Hesire und Ka-nechet sahen sich fragend an, doch die anderen Anwesenden kannten bereits Kutaris Methode, wenn er auf der Suche nach Hinweisen war.

Schon reichte Kutari die erste Rolle nach einem kurzen Blick auf das Siegel an Rahotep, der sie dann Hori und danach Hamadi gab.

„Eine Schriftrolle mit dem geöffneten Siegel des göttlichen Pharao.“

Rahotep, Hori und auch Hamadi nickten zustimmend. Kutari entrollte das Schriftstück und Überflog den Inhalt.

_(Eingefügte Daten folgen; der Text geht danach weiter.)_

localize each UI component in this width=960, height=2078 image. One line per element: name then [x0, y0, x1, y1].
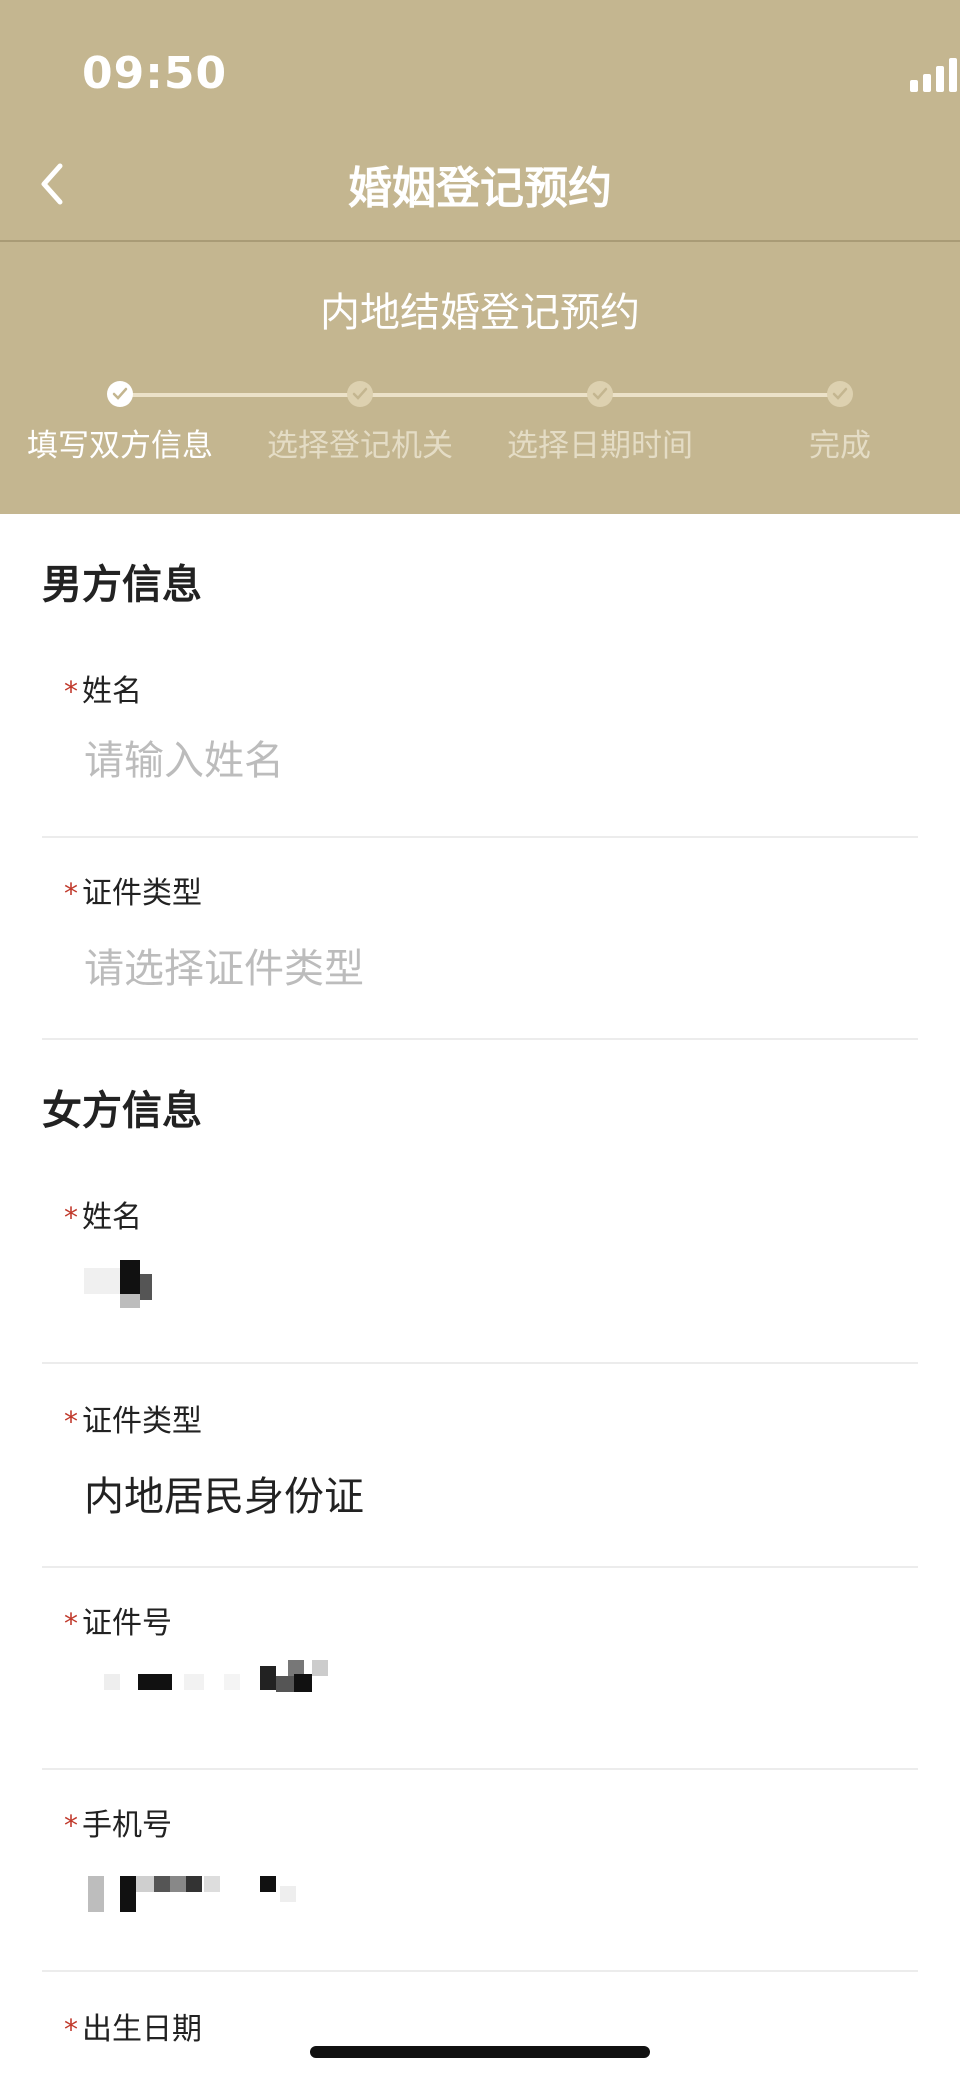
label-text: 证件类型 — [82, 1404, 202, 1439]
redacted-pixel — [312, 1660, 328, 1676]
male-section-title: 男方信息 — [42, 562, 202, 608]
redacted-pixel — [104, 1674, 120, 1690]
female-phone-label: * 手机号 — [64, 1800, 172, 1844]
stepper-line — [120, 393, 840, 397]
female-birth-label: * 出生日期 — [64, 2004, 202, 2048]
female-id-no-field[interactable] — [84, 1660, 904, 1720]
divider — [42, 1970, 918, 1972]
redacted-pixel — [260, 1876, 276, 1892]
divider — [42, 1362, 918, 1364]
redacted-pixel — [120, 1876, 136, 1912]
label-text: 证件号 — [82, 1606, 172, 1641]
check-icon — [112, 387, 128, 400]
male-id-type-select[interactable]: 请选择证件类型 — [84, 936, 364, 994]
step-label-2: 选择登记机关 — [267, 428, 453, 464]
step-label-1: 填写双方信息 — [27, 428, 213, 464]
header: 09:50 婚姻登记预约 内地结婚登记预约 填写双方信息 选择登记机关 选择日期… — [0, 0, 960, 514]
redacted-pixel — [136, 1876, 154, 1892]
redacted-pixel — [224, 1674, 240, 1690]
home-indicator — [310, 2046, 650, 2058]
redacted-pixel — [276, 1676, 294, 1692]
label-text: 出生日期 — [82, 2012, 202, 2047]
subtitle: 内地结婚登记预约 — [320, 290, 640, 336]
divider — [42, 836, 918, 838]
label-text: 手机号 — [82, 1808, 172, 1843]
redacted-pixel — [84, 1268, 120, 1294]
required-mark: * — [64, 1405, 78, 1438]
divider — [42, 1566, 918, 1568]
redacted-pixel — [280, 1886, 296, 1902]
female-id-no-label: * 证件号 — [64, 1598, 172, 1642]
redacted-pixel — [154, 1876, 170, 1892]
label-text: 姓名 — [82, 674, 142, 709]
page-title: 婚姻登记预约 — [348, 163, 612, 214]
step-label-3: 选择日期时间 — [507, 428, 693, 464]
redacted-pixel — [260, 1666, 276, 1690]
signal-icon — [910, 58, 957, 92]
divider — [42, 1038, 918, 1040]
check-icon — [592, 387, 608, 400]
step-dot-1 — [107, 381, 133, 407]
required-mark: * — [64, 877, 78, 910]
redacted-pixel — [184, 1674, 204, 1690]
divider — [42, 1768, 918, 1770]
redacted-pixel — [88, 1876, 104, 1912]
required-mark: * — [64, 1201, 78, 1234]
redacted-pixel — [138, 1674, 172, 1690]
redacted-pixel — [170, 1876, 186, 1892]
female-id-type-select[interactable]: 内地居民身份证 — [84, 1464, 364, 1522]
step-dot-2 — [347, 381, 373, 407]
header-divider — [0, 240, 960, 242]
female-name-label: * 姓名 — [64, 1192, 142, 1236]
label-text: 证件类型 — [82, 876, 202, 911]
step-dot-4 — [827, 381, 853, 407]
status-time: 09:50 — [82, 48, 228, 99]
male-name-input[interactable] — [84, 736, 904, 786]
check-icon — [352, 387, 368, 400]
redacted-pixel — [186, 1876, 202, 1892]
female-id-type-label: * 证件类型 — [64, 1396, 202, 1440]
label-text: 姓名 — [82, 1200, 142, 1235]
redacted-pixel — [204, 1876, 220, 1892]
redacted-pixel — [140, 1274, 152, 1300]
required-mark: * — [64, 2013, 78, 2046]
female-section-title: 女方信息 — [42, 1088, 202, 1134]
step-label-4: 完成 — [809, 428, 871, 464]
female-phone-field[interactable] — [84, 1866, 904, 1926]
female-name-field[interactable] — [84, 1256, 904, 1316]
required-mark: * — [64, 675, 78, 708]
male-id-type-label: * 证件类型 — [64, 868, 202, 912]
redacted-pixel — [120, 1260, 140, 1294]
male-name-label: * 姓名 — [64, 666, 142, 710]
redacted-pixel — [120, 1294, 140, 1308]
redacted-pixel — [294, 1674, 312, 1692]
required-mark: * — [64, 1809, 78, 1842]
required-mark: * — [64, 1607, 78, 1640]
step-dot-3 — [587, 381, 613, 407]
check-icon — [832, 387, 848, 400]
screen: 09:50 婚姻登记预约 内地结婚登记预约 填写双方信息 选择登记机关 选择日期… — [0, 0, 960, 2078]
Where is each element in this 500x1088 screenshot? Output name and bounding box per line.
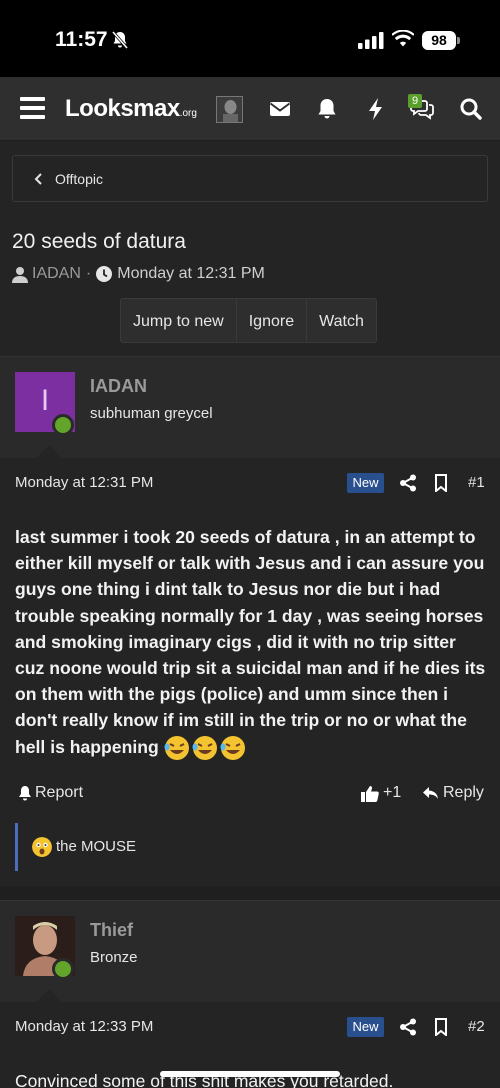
envelope-icon[interactable]: [268, 97, 292, 121]
shocked-emoji-icon: [32, 837, 52, 857]
reaction-users[interactable]: the MOUSE: [56, 838, 136, 855]
chevron-left-icon: [34, 173, 42, 185]
bell-muted-icon: [112, 31, 128, 49]
reactions-bar[interactable]: the MOUSE: [15, 823, 485, 871]
bookmark-icon[interactable]: [432, 1018, 450, 1036]
signal-icon: [358, 32, 384, 49]
thumbs-up-icon: [361, 785, 379, 802]
post-divider: [0, 886, 500, 900]
status-bar: 11:57 98: [0, 0, 500, 77]
battery-tip: [457, 37, 460, 44]
user-avatar[interactable]: [216, 96, 243, 123]
report-label: Report: [35, 784, 84, 801]
share-icon[interactable]: [399, 1018, 417, 1036]
ignore-button[interactable]: Ignore: [237, 299, 308, 342]
post-date[interactable]: Monday at 12:33 PM: [15, 1018, 153, 1035]
pointer-arrow: [35, 989, 63, 1003]
thread-meta: IADAN · Monday at 12:31 PM: [12, 265, 265, 283]
menu-icon[interactable]: [20, 97, 45, 119]
bell-icon: [19, 786, 31, 801]
status-time: 11:57: [55, 28, 108, 51]
post-number[interactable]: #1: [468, 474, 485, 491]
bookmark-icon[interactable]: [432, 474, 450, 492]
online-indicator: [52, 958, 74, 980]
home-indicator[interactable]: [160, 1071, 340, 1077]
reply-label: Reply: [443, 784, 484, 801]
reply-button[interactable]: Reply: [422, 784, 484, 802]
user-title: subhuman greycel: [90, 405, 213, 422]
avatar-image: [217, 97, 242, 122]
jump-to-new-button[interactable]: Jump to new: [121, 299, 237, 342]
post-1-user-block: I IADAN subhuman greycel: [0, 356, 500, 459]
battery-icon: 98: [422, 31, 456, 50]
post-date[interactable]: Monday at 12:31 PM: [15, 474, 153, 491]
site-logo[interactable]: Looksmax.org: [65, 95, 197, 123]
bolt-icon[interactable]: [364, 97, 388, 121]
report-button[interactable]: Report: [18, 784, 83, 802]
online-indicator: [52, 414, 74, 436]
chat-badge: 9: [408, 94, 422, 108]
post-text: last summer i took 20 seeds of datura , …: [15, 527, 486, 757]
wifi-icon: [392, 30, 414, 47]
page-title: 20 seeds of datura: [12, 230, 186, 253]
post-number[interactable]: #2: [468, 1018, 485, 1035]
post-1-body: Monday at 12:31 PM New #1 last summer i …: [0, 458, 500, 886]
bell-icon[interactable]: [315, 97, 339, 121]
new-badge: New: [347, 1017, 384, 1037]
reply-icon: [423, 787, 438, 799]
thread-actions: Jump to new Ignore Watch: [120, 298, 377, 343]
user-icon: [12, 266, 28, 283]
post-2-user-block: Thief Bronze: [0, 900, 500, 1003]
pointer-arrow: [35, 445, 63, 459]
breadcrumb-label[interactable]: Offtopic: [55, 171, 103, 187]
post-username[interactable]: IADAN: [90, 376, 147, 397]
meta-separator: ·: [85, 265, 92, 282]
new-badge: New: [347, 473, 384, 493]
thread-date[interactable]: Monday at 12:31 PM: [117, 265, 265, 283]
breadcrumb[interactable]: Offtopic: [12, 155, 488, 202]
thread-author[interactable]: IADAN: [32, 265, 81, 283]
post-username[interactable]: Thief: [90, 920, 133, 941]
user-title: Bronze: [90, 949, 138, 966]
like-button[interactable]: +1: [361, 784, 401, 802]
logo-main: Looksmax: [65, 95, 180, 122]
like-count: +1: [383, 784, 402, 801]
post-message: last summer i took 20 seeds of datura , …: [15, 524, 490, 761]
watch-button[interactable]: Watch: [307, 299, 376, 342]
logo-suffix: .org: [179, 108, 197, 119]
clock-icon: [96, 266, 113, 282]
top-navbar: Looksmax.org: [0, 77, 500, 141]
share-icon[interactable]: [399, 474, 417, 492]
search-icon[interactable]: [459, 97, 483, 121]
laughing-emoji-icon: [164, 735, 245, 760]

„Keine Überraschungen. Es ist die Besitzurkunde, in der der göttliche Pharao dem Fürsten Wawerhet vor einundzwanzig Jahren dieses Landgut mit allem Inventar, Sklaven und Land übereignet hat.“

Die zweite Schriftrolle beurkundete den Kauf eines Frachtschiffes vor vier Jahren. In der nächsten Rolle wurde ein gewisser Kapitän Tarewan beauftragt, auf Rechnung des Fürsten Wawerhet mit diesem Schiff den Fluss zu befahren und Geschäfte abzuschließen.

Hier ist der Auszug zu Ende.